When he left the Army in 1946, he utilized the $100 he received to open the So-Cal Speed Shop, where he sold Edelbrock and other brands of speed equipment to fans of the nascent hot-rod movement.

To promote his company, the Speed Shop started racing, first with a belly tank and later with a streamliner, long before Hot Rod magazine was formed. Xydias drove.

“The belly tank was like a pressure cooker inside, and I was perched in the nose with no protection—I was the crush zone,” he said to the American Hot Rod Foundation.

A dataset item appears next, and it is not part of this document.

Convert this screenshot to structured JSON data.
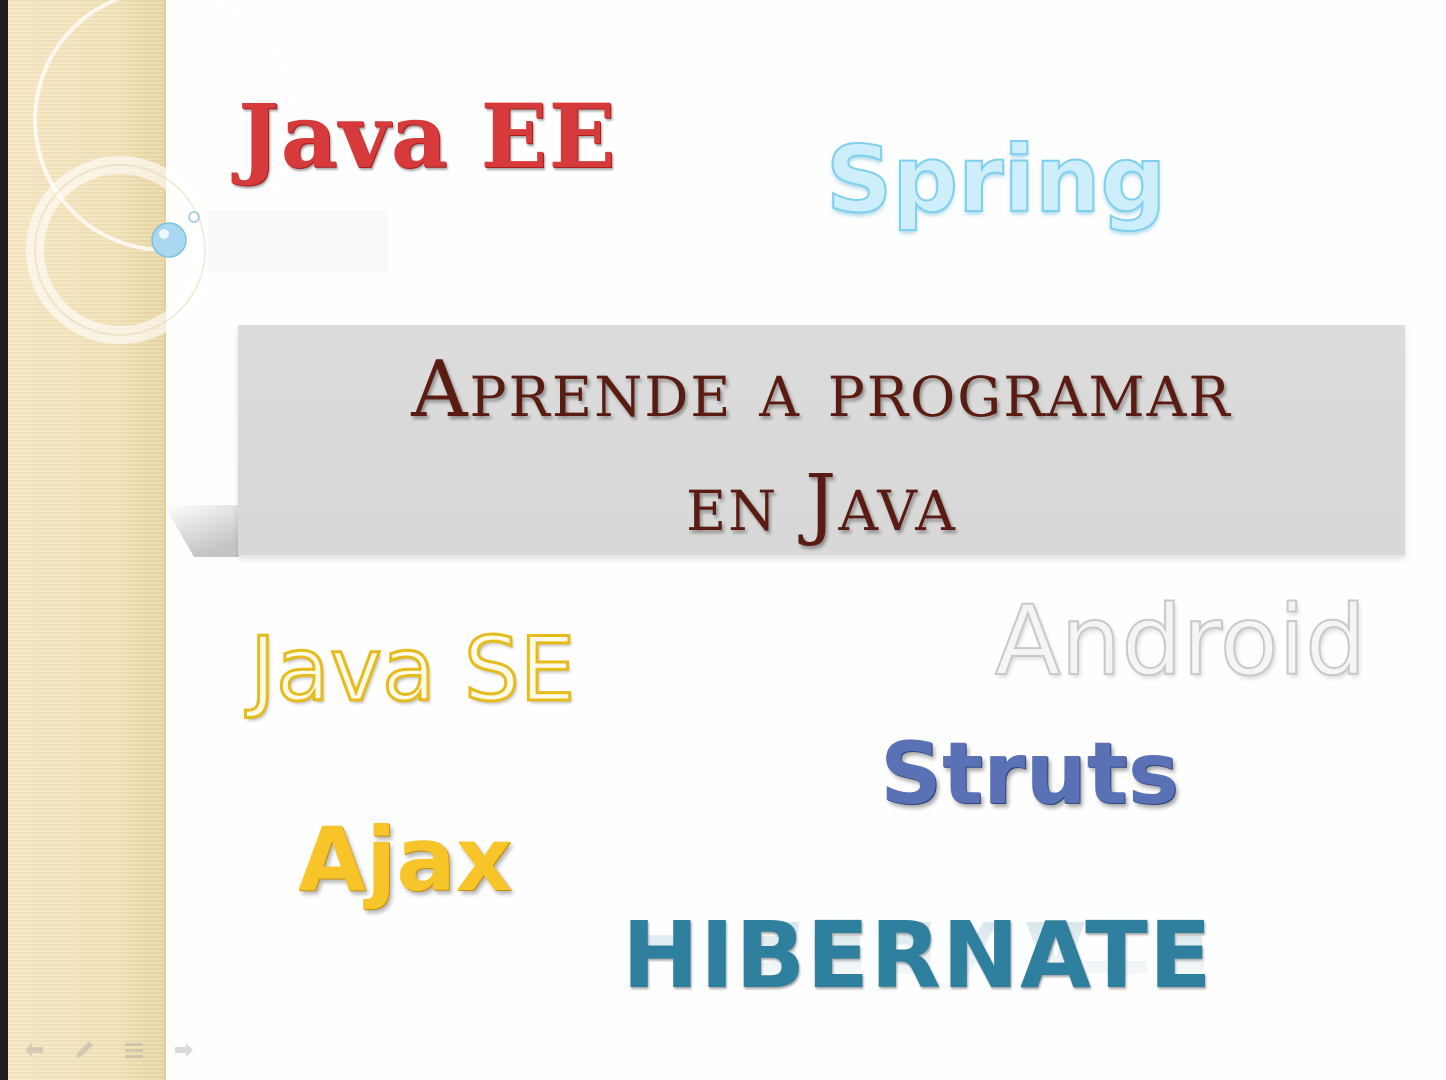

The So-Cal belly tank, driven by Xydias, established the Class A Streamliner record of 130.155 mph. That resulted in one of the first covers for a new journal, the aforementioned Hot Rod magazine, created by his buddy Pete Petersen.

He then enlisted Dean Batchelor, a friend and fellow WWII aviation veteran, to help him build a streamliner.
They based their automobile after the pre-WWII Auto Union Type C land speed racer, but they mounted it on Model T frame rails. They ran the engine from the belly tank. Neil Emory and Clayton Jensen of Valley Custom designed the aerodynamically efficient aluminum body.

The first Bonneville Nationals were held in 1949, and the So-Cal team competed, achieving a Class C Streamliner record of 189.745 mph with a peak speed of 193.54. The next year, Batchelor achieved a record of 208.927 mph at the wheel.

By the early 1960s, Xydias had noticed a fall in the hot-rodding industry, or at least a decline in the flathead Ford V8 So-Cal specialized in, and decided to begin recording races and presenting them in auditoriums around Southern California.

“We had a station wagon and a couple cameras,” Xydias once explained.